Oropharynx Flashcards
What is the 3y OS for stage III/IV p16 positive and negative disease?
P16 +. 82%
P16 -ve 57%
What are the first echelon nodes draining the oropharynx?
Level 2
What percentage present with involved nodes?
60-80%
What is the difference in T staging between p16 positive and negative oropharyngeal cancers?
T1-3 the same;
T1 <=2cm
T2 2-4cm
T3 >4cm or spread to lingual surface of epiglottis
T4 is split into a&b for p16 negative and all one group for p16 positive.
T4. Spread to nearby structures (larynx, mandible, extrinsic structures)

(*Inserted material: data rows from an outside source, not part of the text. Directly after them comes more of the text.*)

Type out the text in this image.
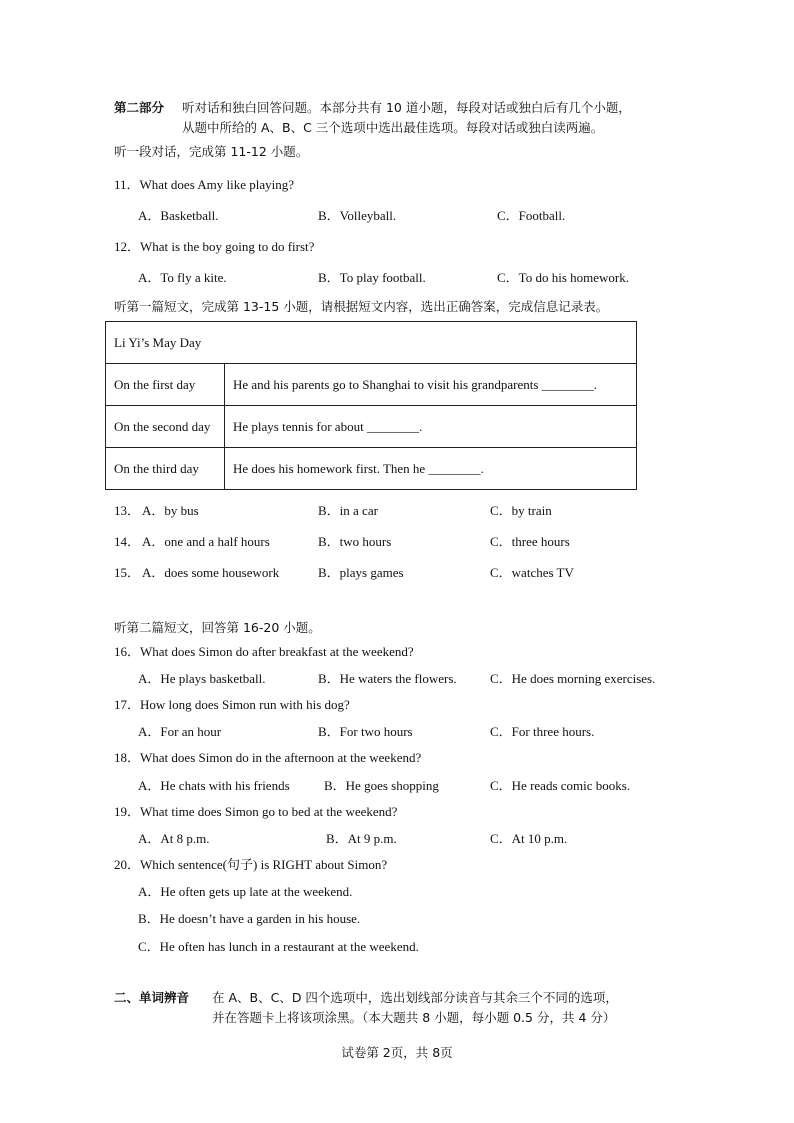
第二部分 听对话和独白回答问题。本部分共有 10 道小题，每段对话或独白后有几个小题，
从题中所给的 A、B、C 三个选项中选出最佳选项。每段对话或独白读两遍。
听一段对话，完成第 11-12 小题。
11．What does Amy like playing?
A．Basketball.	B．Volleyball.	C．Football.
12．What is the boy going to do first?
A．To fly a kite.	B．To play football.	C．To do his homework.
听第一篇短文，完成第 13-15 小题，请根据短文内容，选出正确答案，完成信息记录表。
Li Yi’s May Day	
On the first day	He and his parents go to Shanghai to visit his grandparents ________.
On the second day	He plays tennis for about ________.
On the third day	He does his homework first. Then he ________.
13． A．by bus	B．in a car	C．by train
14． A．one and a half hours	B．two hours	C．three hours
15． A．does some housework	B．plays games	C．watches TV
听第二篇短文，回答第 16-20 小题。
16．What does Simon do after breakfast at the weekend?
A．He plays basketball.	B．He waters the flowers.	C．He does morning exercises.
17．How long does Simon run with his dog?
A．For an hour	B．For two hours	C．For three hours.
18．What does Simon do in the afternoon at the weekend?
A．He chats with his friends	B．He goes shopping	C．He reads comic books.
19．What time does Simon go to bed at the weekend?
A．At 8 p.m.	B．At 9 p.m.	C．At 10 p.m.
20．Which sentence(句子) is RIGHT about Simon?
A．He often gets up late at the weekend.
B．He doesn’t have a garden in his house.
C．He often has lunch in a restaurant at the weekend.
二、单词辨音 在 A、B、C、D 四个选项中，选出划线部分读音与其余三个不同的选项，
并在答题卡上将该项涂黑。（本大题共 8 小题，每小题 0.5 分，共 4 分）
试卷第 2页，共 8页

T4a. Invades; larynx, extrinsic muscles of tongue (except palatoglossus), medial pterygoid muscle, hard palate, mandible
T4b invades lateral pterygoid muscle, pterygoid plates, lateral nasopharyngeal, base of skull, carotid arteries
What is the nodal staging for p16+ disease?
N1 ipsilateral LNs <=6cm
N2 contralateral or bilateral LNs <=6cm
N3 LN >6cm
Describe the stage groups (TNM)
Stage I. T0-T2 N0-1 M0
Stage II T0-2 N2 M0 or T3 N0-2 M0
Stage III T0-4 N3 M0 or T4 N0-3 M0
Stage IV M1 disease
How would you treat stage 1 or 2 disease?
Single modality.
Transoral surgery and neck dissection or XRT have comparable outcomes but XRT preferred for organ preservation
How would you treat stage III/IV?
Chemoradiotherapy
66Gy in 30# over 6 weeks with cisplatin 100mg/m2 week 1&4
What nodal levels would you treat in a node negative patient?
II - IVa
Ipsilateral if well lateralised (tumour confined to tonsillitis fossa or extending into soft palate or adjacent tongue base by <1cm
Bilateral if >1cm or midline structure
What nodal levels would you treat in a node positive patient?
1b-Vb,
ipsilateral VIIa if posterior pharyngeal wall involved
VIIb if level II involved
SCF if level IVa or Vb
Ipsilateral if well lateralised
Bilateral if not
Why has there been a rise in the incidence of oropharyngeal cancers?
Due to rising HPV infections
How would you investigate a patient presenting with sore throat and otalgia?
Flexible direct endoscopy of upper aerodigestive tract
If oropharyngeal
MRI with contrast
CT neck and chest & upper abdomen
Possible PET if difficult staging
Biopsy under local or general anaesthetic
What imaging is recommended after chemo radiotherapy?
PET scan at 3 months post treatment
What is the rate of gastrostomy tube 2 years post chemoradiotherapy?
14%
What did the PET Neck trial show with regards to management for pts with N2 or 3 disease?
Neck dissection only carried out post chemoradiotherapy if residual abnormal or equivocal nodes on PET 10-12 weeks after the end of chemoradiotherapy.